This blog may make some of you uncomfortable, as I will be talking about the healing power of touch. If that does make you uncomfortable, please stop now and know that next week's topic will be different!
For those of you still here, I want to share something that has become an important realization to me in the last six months, as it has been such a surprise. It is intimate and personal, yet I think important. It has to do with sleeping with someone - not sex - but actually sleeping.
You see, Bob and I shared a bed for nineteen and a half years. Very early in our marriage we somehow decided that it was too hot and disruptive to hold each other during the night and still get a good night's sleep. And so we slept side by side but without touch. And to be honest, over the years when I saw people sleeping and holding each other on TV or in movies, I was 99% certain that they just did that for the cameras. After all, I believed that people can't actually get good sleep that way!
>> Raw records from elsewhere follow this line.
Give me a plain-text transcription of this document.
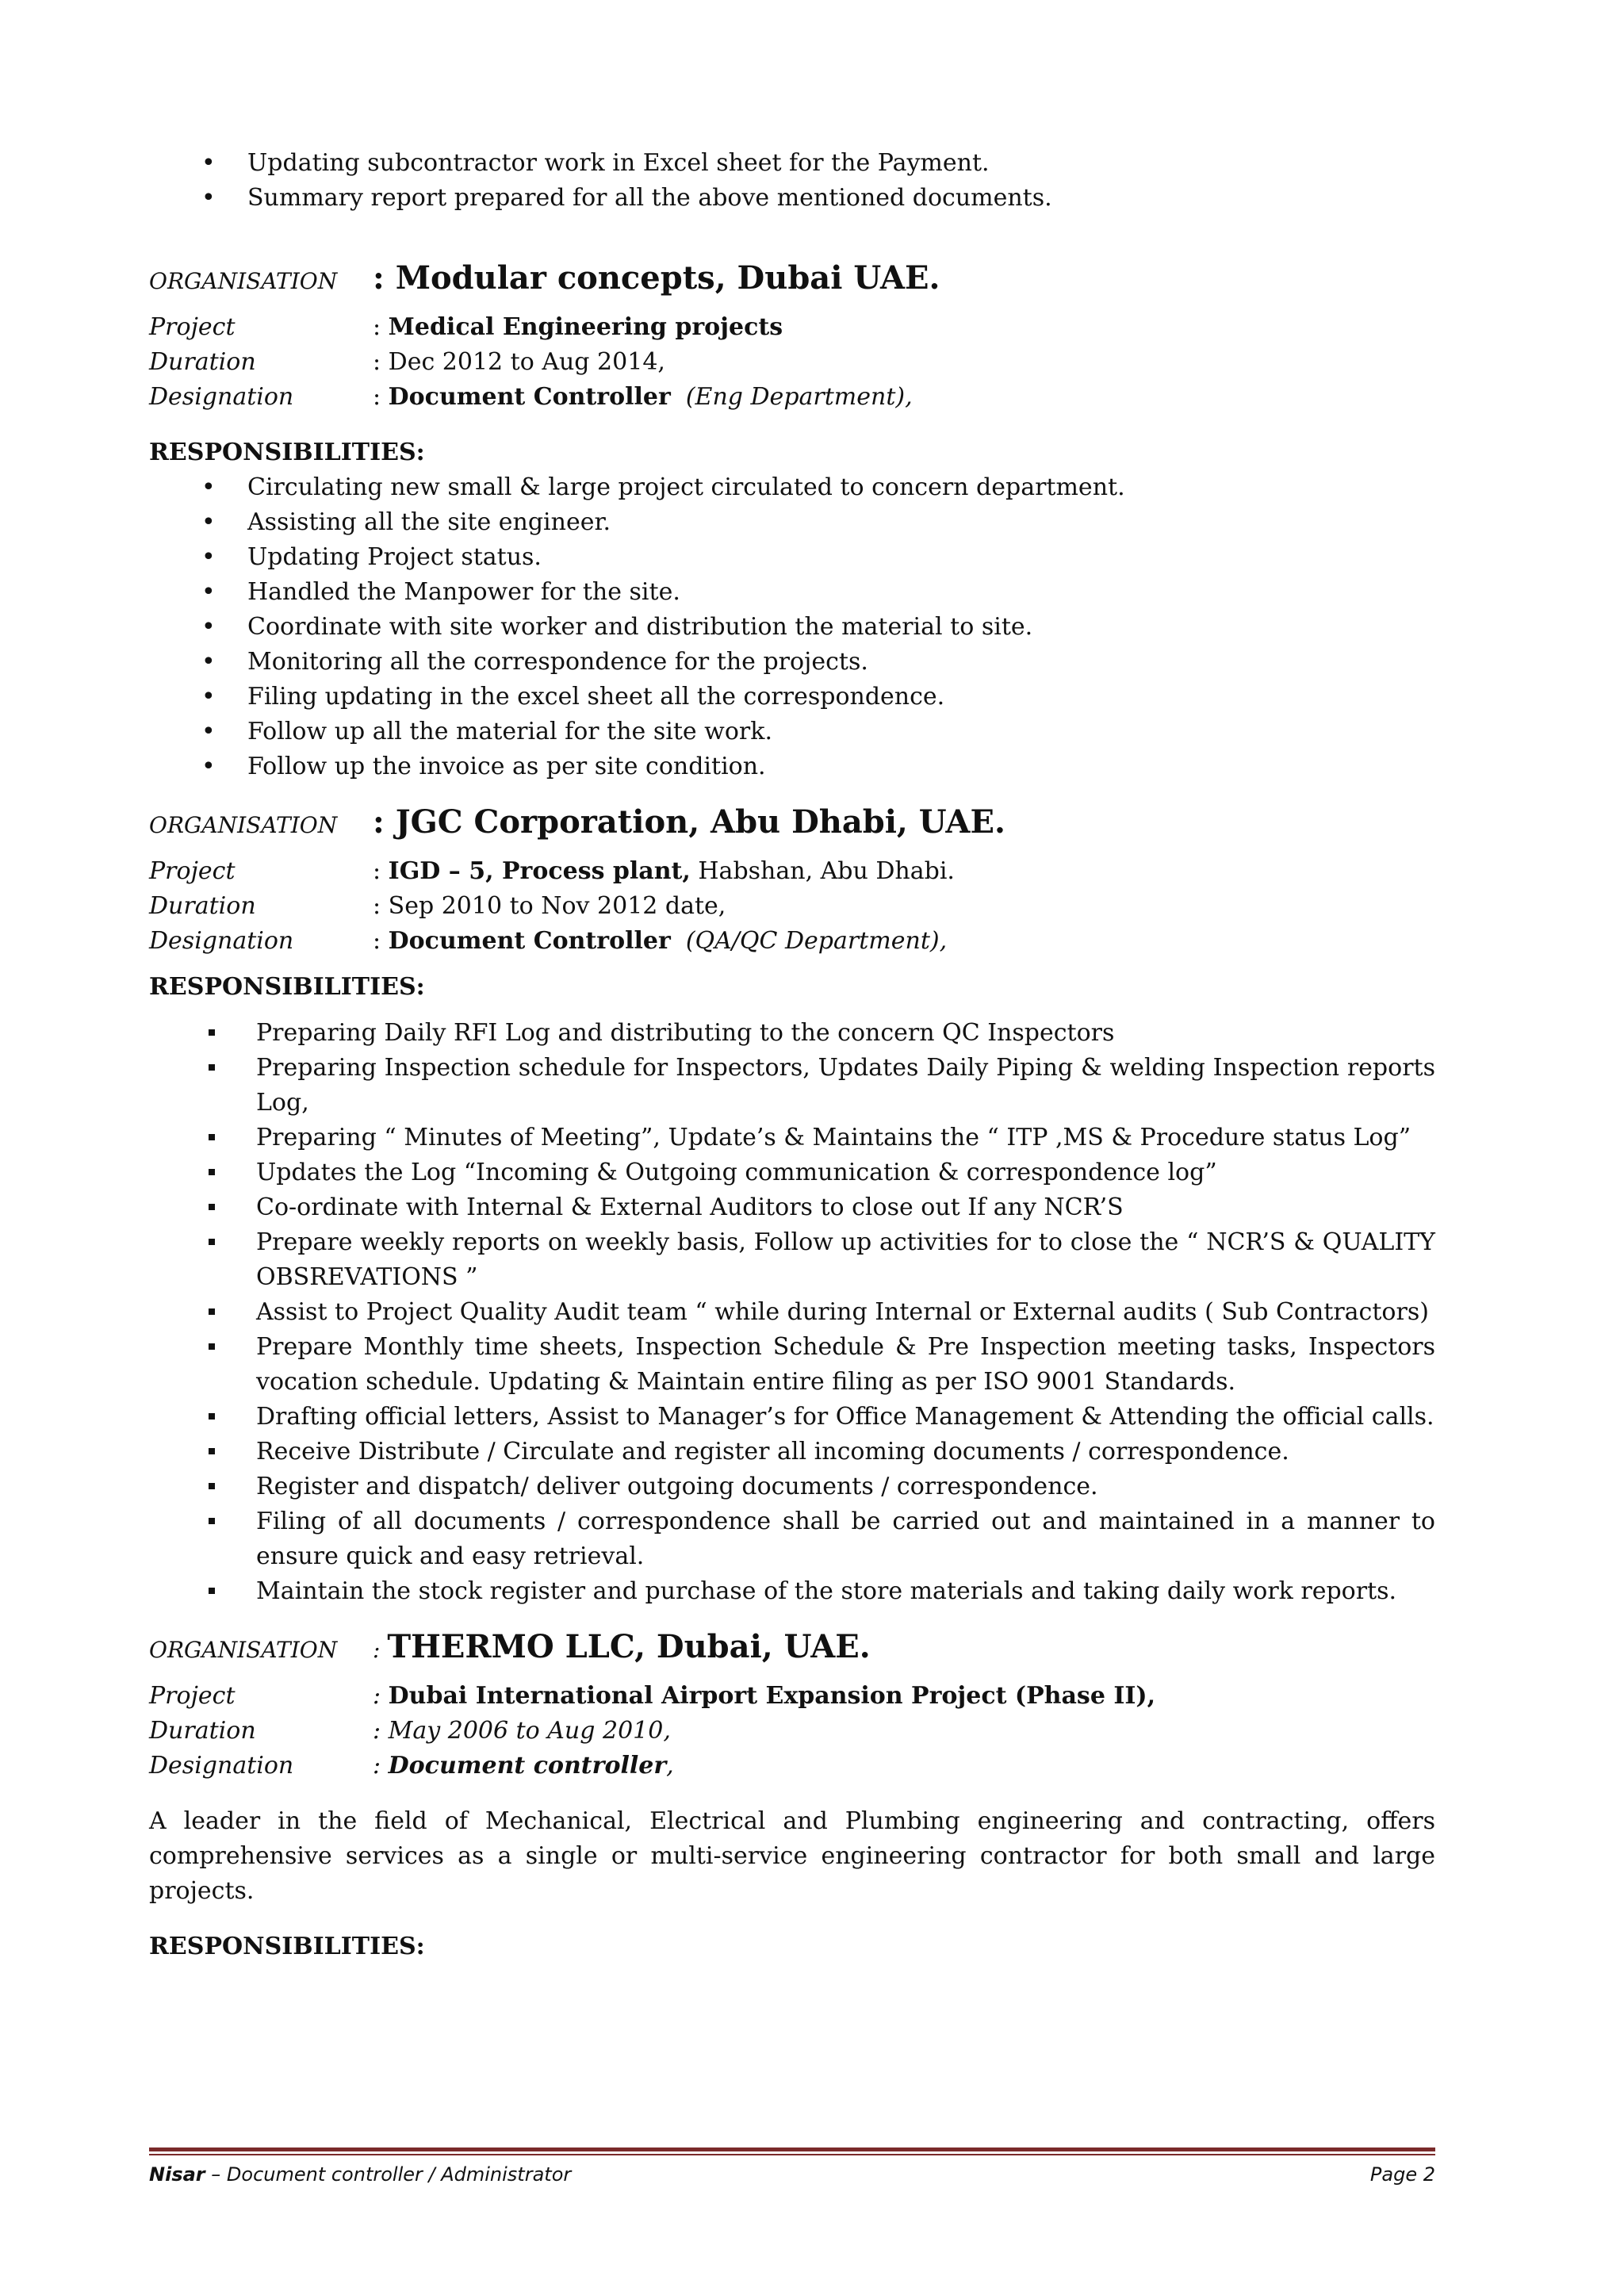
• Updating subcontractor work in Excel sheet for the Payment.
• Summary report prepared for all the above mentioned documents.
ORGANISATION	: Modular concepts, Dubai UAE.
Project	: Medical Engineering projects
Duration	: Dec 2012 to Aug 2014,
Designation	: Document Controller (Eng Department),
RESPONSIBILITIES:
• Circulating new small & large project circulated to concern department.
• Assisting all the site engineer.
• Updating Project status.
• Handled the Manpower for the site.
• Coordinate with site worker and distribution the material to site.
• Monitoring all the correspondence for the projects.
• Filing updating in the excel sheet all the correspondence.
• Follow up all the material for the site work.
• Follow up the invoice as per site condition.
ORGANISATION	: JGC Corporation, Abu Dhabi, UAE.
Project	: IGD – 5, Process plant, Habshan, Abu Dhabi.
Duration	: Sep 2010 to Nov 2012 date,
Designation	: Document Controller (QA/QC Department),
RESPONSIBILITIES:
Preparing Daily RFI Log and distributing to the concern QC Inspectors
Preparing Inspection schedule for Inspectors, Updates Daily Piping & welding Inspection reports Log,
Preparing “ Minutes of Meeting”, Update’s & Maintains the “ ITP ,MS & Procedure status Log”
Updates the Log “Incoming & Outgoing communication & correspondence log”
Co-ordinate with Internal & External Auditors to close out If any NCR’S
Prepare weekly reports on weekly basis, Follow up activities for to close the “ NCR’S & QUALITY OBSREVATIONS ”
Assist to Project Quality Audit team “ while during Internal or External audits ( Sub Contractors)
Prepare Monthly time sheets, Inspection Schedule & Pre Inspection meeting tasks, Inspectors vocation schedule. Updating & Maintain entire filing as per ISO 9001 Standards.
Drafting official letters, Assist to Manager’s for Office Management & Attending the official calls.
Receive Distribute / Circulate and register all incoming documents / correspondence.
Register and dispatch/ deliver outgoing documents / correspondence.
Filing of all documents / correspondence shall be carried out and maintained in a manner to ensure quick and easy retrieval.
Maintain the stock register and purchase of the store materials and taking daily work reports.
ORGANISATION	: THERMO LLC, Dubai, UAE.
Project	: Dubai International Airport Expansion Project (Phase II),
Duration	: May 2006 to Aug 2010,
Designation	: Document controller,

A leader in the field of Mechanical, Electrical and Plumbing engineering and contracting, offers comprehensive services as a single or multi-service engineering contractor for both small and large projects.

RESPONSIBILITIES:
Nisar – Document controller / Administrator	Page 2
Imagine my surprise after marrying Michael six months ago when he immediately wanted to hold me all through the night. I thought, "well, we can try it but I can't imagine that we will get much sleep." For the first few nights, I didn't sleep much as I'm a light sleeper. But then I got used to it. And I have grown to absolutely love it. Suddenly, the bed is a haven, a safe place where being held is so healing and powerful. It is private and intimate, and no-one enters in that sacred place. To enjoy that for seven hours a night is an amazing thing! It makes you feel that you can face any troubles in the daytime, knowing that there will be healing again that night. If you have experienced this type of touch and affection for your entire married life, then you are indeed blessed. I wish I could turn back the hands of time and do it differently with Bob as I think it would have made our marriage even stronger and healthier.
Not only is being held a delight, but whenever Michael stirs during the night, he usually whispers some words of love to me for a second (almost unconsciously) and then falls right back to sleep. On one of the first nights when he stirred, with his arms around me, he said reassuringly "I've got you." I remember smiling and thinking to myself, "Really? You've got me? Hmmm...not sure I need that. After all, I'm this tough missionary lady who has survived rogues, arrests, a husband's death, and being alone in Africa. I think I've proven that I am not the type of woman who needs a man."
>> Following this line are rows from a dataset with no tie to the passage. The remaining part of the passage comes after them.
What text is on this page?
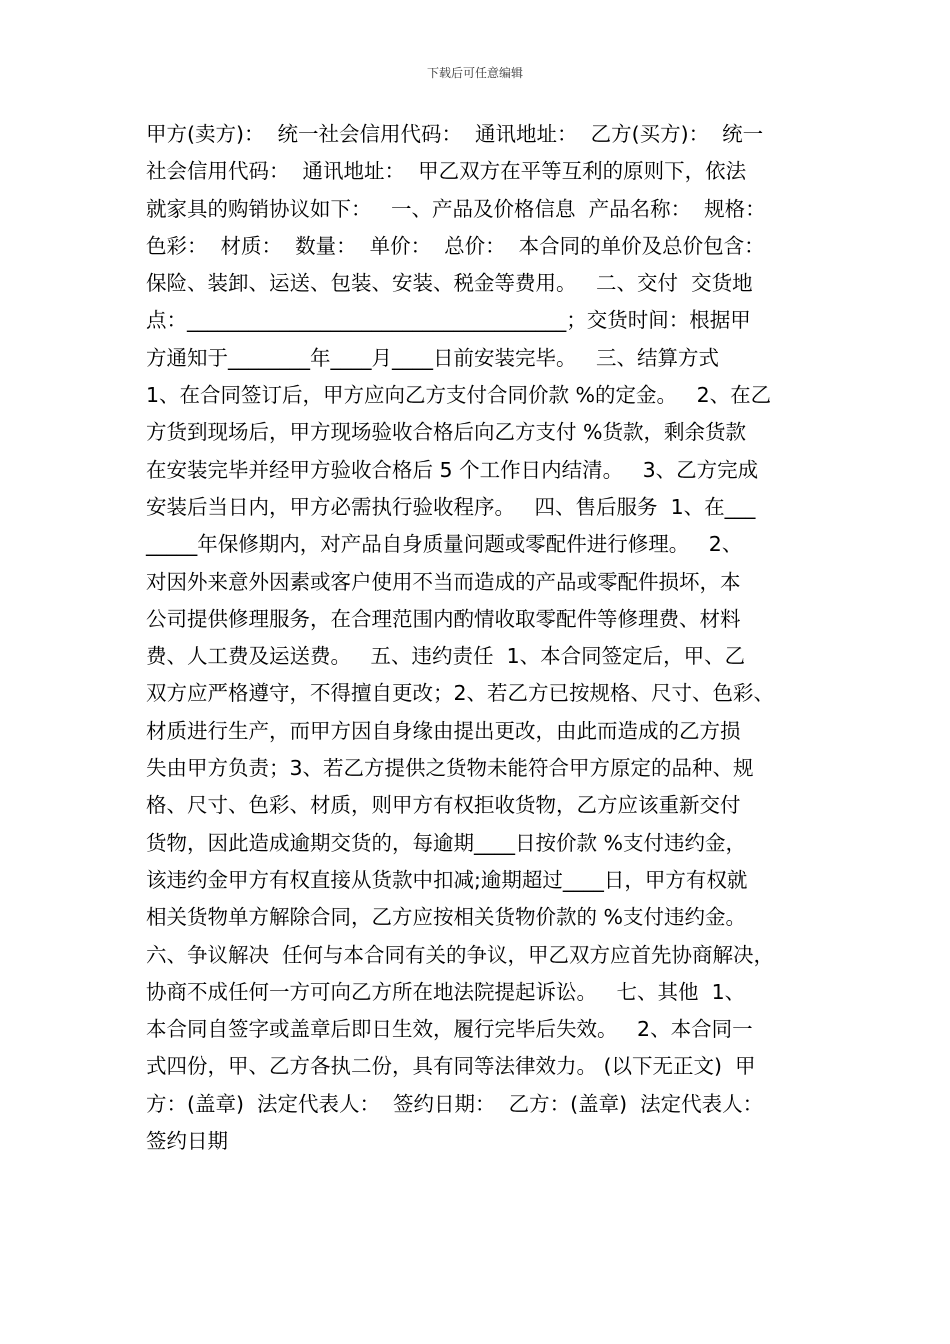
下载后可任意编辑
甲方(卖方)：  统一社会信用代码：  通讯地址：  乙方(买方)：  统一
社会信用代码：  通讯地址：  甲乙双方在平等互利的原则下，依法
就家具的购销协议如下：   一、产品及价格信息  产品名称：  规格：
色彩：  材质：  数量：  单价：  总价：  本合同的单价及总价包含：
保险、装卸、运送、包装、安装、税金等费用。   二、交付  交货地
点：_____________________________________；交货时间：根据甲
方通知于________年____月____日前安装完毕。   三、结算方式
1、在合同签订后，甲方应向乙方支付合同价款 %的定金。   2、在乙
方货到现场后，甲方现场验收合格后向乙方支付 %货款，剩余货款
在安装完毕并经甲方验收合格后 5 个工作日内结清。   3、乙方完成
安装后当日内，甲方必需执行验收程序。   四、售后服务  1、在___
_____年保修期内，对产品自身质量问题或零配件进行修理。   2、
对因外来意外因素或客户使用不当而造成的产品或零配件损坏，本
公司提供修理服务，在合理范围内酌情收取零配件等修理费、材料
费、人工费及运送费。   五、违约责任  1、本合同签定后，甲、乙
双方应严格遵守，不得擅自更改；2、若乙方已按规格、尺寸、色彩、
材质进行生产，而甲方因自身缘由提出更改，由此而造成的乙方损
失由甲方负责；3、若乙方提供之货物未能符合甲方原定的品种、规
格、尺寸、色彩、材质，则甲方有权拒收货物，乙方应该重新交付
货物，因此造成逾期交货的，每逾期____日按价款 %支付违约金，
该违约金甲方有权直接从货款中扣减;逾期超过____日，甲方有权就
相关货物单方解除合同，乙方应按相关货物价款的 %支付违约金。
六、争议解决  任何与本合同有关的争议，甲乙双方应首先协商解决，
协商不成任何一方可向乙方所在地法院提起诉讼。   七、其他  1、
本合同自签字或盖章后即日生效，履行完毕后失效。   2、本合同一
式四份，甲、乙方各执二份，具有同等法律效力。 (以下无正文)  甲
方：(盖章)  法定代表人：  签约日期：  乙方：(盖章)  法定代表人：
签约日期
Yet, over the months, I have learned something additionally important. I do need someone to hold me and tell me that they've "got me". I have learned that I'm not so tough. I have learned that in many ways, this is how I was made to be at this time in my life - in relationship, in communion, both a helpmate to and a helpmate of another person. God has used Michael to slowly break down that wall of independence. The thing I love about Michael is that he has always seen me as Renita the person, and not Renita the missionary or Renita the widow or any other role. And so when he says he's "got me," he is telling me that NOT because I am needy or weak or need reassurance, but simply because he loves me. And that lesson has pointed me back to the realization of my dependence on God as well. I want to feel the embrace of God and know that He's "got me" but too often I don't want to bother Him, or I think I need to solve my issues for myself, or even worse, for Him. But God's desire for me, like Michael's, is one of pure love and acceptance, and He has proven over and over again to me that He's "got me."
That is one of the gifts of Christmas time - the message that He's "got us" whether we are married or single, old or young, wise or naive. The message is that it doesn't matter what we have or have not done, said or not said, thought or not thought; He loves us and He desires to be intimate with us and hold us in His safe, reliable, and ever-loving arms. And likewise, I think the message for us is that we need each other to be the hands and feet of Jesus, to hug and encourage, to "have" each other when we need each other and even when we don't.
Since getting married, Michael and I have heard independently from countless people, in many places, how much better we look, how much healthier, more rested, more youthful, and more lovely we look. [In fact, it has happened so often that I shudder to think of how terrible I must have looked before - and that it was obvious to so many people!] I believe that this change is a reflection of the healing power of touch, of safety, and of the joys of marriage.
As we enter this week of Christmas, my prayer for all of you, dear friends, is that you experience the loving arms of God and know that through the birth of Christ we can be assured that, indeed, He's got us.